A Year Later

A year ago on August 27, with about $60 in my checking account and still three weeks out from a paycheck, I ordered, on impulse, Steven Jay Schneider’s book 1001 Movies You Must See Before You Die for $5 and, after seeing its first few pages online, started watching the movies in chronological order. I watched A Trip to the Moon and The Great Train Robbery on day one. The following night, a Sunday, I watched The Birth of a Nation. I spent the next four days watching Les Vampires and then, on Friday, I watched Intolerance in two sittings. The next weekend came and I was down to about $25 and I drank my espresso (very) slowly while watching ancient movies for free via YouTube, writing essays in a sketchbook, part of me thinking I might be starting a huge and sustainable project while another part figured I was just keeping myself occupied with something free until payday.

I was about 20 movies through the List when payday finally came. I was just starting to find a rhythm and voice for the essays, getting ideas for the website, mapping out a timetable. The first paycheck of the semester is only half the normal amount, don’t ask me why, so I was still on the prowl for free entertainment and the List gave me a tasksheet of free things to enjoy, research, write about.

This is self-congratulating and probably extra ridiculous when you consider that I’ll be doing something similar in November to celebrate the website’s first birthday. This is like celebrating the four sweaty minutes of conception. But I’m OK with that. The reason I’m taking some time here to pat myself on the back is because almost nobody thought that Thousand Movie Project was a good use of my time. A lot still don’t. Understandably. But I felt from the beginning that it was worthwhile for me. I was having fun, learning a lot, and saw it as a cool way to get my name out there, my writing, and figured too that, apart from the (then forthcoming) cost of rentals, I wouldn’t be putting much money into it. (The last part turned out not to be the case.)

Now, a year later, the Project’s been written up in the Miami New Times and I’ve been interviewed on Radio Caracol and I’ve hosted three public screenings and, on the basis of this Project, gotten the opportunity to write a movie review for a legit literary journal (along with a dream essay about Stephen King that’ll be published soon). I’ve made a deal with Magic Hat that’ll hopefully take an interesting shape, and I’m in talks with a local art theater and pub to start hosting screenings in the Gables.

This is still far from being an estimable success in anybody’s eyes. It isn’t earning me money yet and the screenings have yet to attract a crowd of 50+. But nobody’s really deriding it to my face anymore, which is a step in the right direction. People at the usual screening venue, Tea & Poets, ask what number movie I’m on, where and when and what the next public show is gonna be, and the people who vie for my time in daily life have begun slowly to respect when I say that I’m busy watching a movie, or writing an essay.
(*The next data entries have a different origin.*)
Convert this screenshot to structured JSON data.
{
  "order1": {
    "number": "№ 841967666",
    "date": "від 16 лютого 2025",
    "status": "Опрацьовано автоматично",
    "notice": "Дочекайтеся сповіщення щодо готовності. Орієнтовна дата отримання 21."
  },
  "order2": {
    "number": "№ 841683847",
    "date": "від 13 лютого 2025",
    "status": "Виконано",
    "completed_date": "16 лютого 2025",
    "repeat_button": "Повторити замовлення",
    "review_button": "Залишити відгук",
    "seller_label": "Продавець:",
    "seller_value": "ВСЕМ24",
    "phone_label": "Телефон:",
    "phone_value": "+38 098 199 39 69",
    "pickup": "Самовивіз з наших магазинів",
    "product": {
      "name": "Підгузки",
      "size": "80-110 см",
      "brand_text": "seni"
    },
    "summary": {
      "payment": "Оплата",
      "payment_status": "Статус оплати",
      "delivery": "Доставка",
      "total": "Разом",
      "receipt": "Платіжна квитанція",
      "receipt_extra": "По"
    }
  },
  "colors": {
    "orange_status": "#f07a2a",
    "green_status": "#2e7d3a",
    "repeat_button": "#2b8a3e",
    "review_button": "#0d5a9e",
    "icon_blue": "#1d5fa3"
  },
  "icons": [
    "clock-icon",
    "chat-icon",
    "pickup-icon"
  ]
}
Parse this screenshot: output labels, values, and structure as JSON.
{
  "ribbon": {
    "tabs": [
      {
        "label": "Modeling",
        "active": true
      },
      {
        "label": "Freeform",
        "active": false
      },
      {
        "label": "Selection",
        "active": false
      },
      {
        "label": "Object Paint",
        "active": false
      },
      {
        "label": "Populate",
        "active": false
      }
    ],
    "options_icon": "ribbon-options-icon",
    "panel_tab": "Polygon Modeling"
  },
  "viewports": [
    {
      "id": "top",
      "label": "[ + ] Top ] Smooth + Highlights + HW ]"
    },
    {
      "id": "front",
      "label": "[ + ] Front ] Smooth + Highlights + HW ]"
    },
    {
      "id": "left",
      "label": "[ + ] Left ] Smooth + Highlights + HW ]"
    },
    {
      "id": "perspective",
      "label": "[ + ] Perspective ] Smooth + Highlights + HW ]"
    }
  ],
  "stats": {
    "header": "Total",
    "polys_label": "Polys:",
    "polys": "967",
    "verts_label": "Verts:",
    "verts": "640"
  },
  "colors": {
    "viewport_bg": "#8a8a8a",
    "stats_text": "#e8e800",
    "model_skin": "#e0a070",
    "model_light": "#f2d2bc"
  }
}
I’m still super insecure about the fact that I take this whole writing thing so seriously when it doesn’t earn me money, when efforts to publish are met with so much rejection — there’s just an overall dearth of external validation. As a result, I have to tap into some murky well of self-assuredness in order to go forward; naturally, when most of your motivation comes from discourse with yourself, you start wondering if that voice is trustworthy. After all, he’s no smarter than I am.

But today is a good occasion to look back on where this Project started a year ago, sipping on espresso I could barely afford while watching silent movies at Starbucks over a long line of stormy afternoons. Money is still tight, especially in August, but what I guess I’m trying to celebrate is that I launched this silly Project, which only two or three very close friends took seriously, into something that, at the very least, has established a presence in the community, and spread a little joy, and earned some respect. Much as I’m doing this chiefly for my own gratification and betterment there’s no denying how much I care about being read, acknowledged, appreciated and talked to about these things that I’ve made and the movies I’m watching. I really appreciate anyone’s effort to sift through this. execrablefrippery and ghahaj. Bob and Lynda. Good company.

Thanks for coming around. We’ll pick this up again next year.



  • Interesting thing about the list & your project’s anniversary: it emphasizes succession, one move after another, “a long line of stormy afternoons,” essays on page after page of sketchbook. I admire the commitment, but I suspect an antithetical force lurks in the cracks of all serial media consumption. I suspect that for everyone, you included, there is a movie so good or so resonant that it—momentarily & Nietzsche-like—takes us beyond all movies. As in, you’re sated for a time w/r/t cinema, need no more film. Happened yet? Little Caesar seems like it came close. (Mine was Mad Max: Fury Road, which lasted for over a year. Just watched Fury Road over & over & over.)

    Liked by 1 person

  • Yeah, I know what you mean. I watched LITTLE CAESAR. A buncha times because I also bought a license from the studio to screen it publicly, and give a little lecture in advance. I did kinda feel, after GONE WITH THE WIND, that if cinema ended in 1939 people would have said it went out on a perfect note.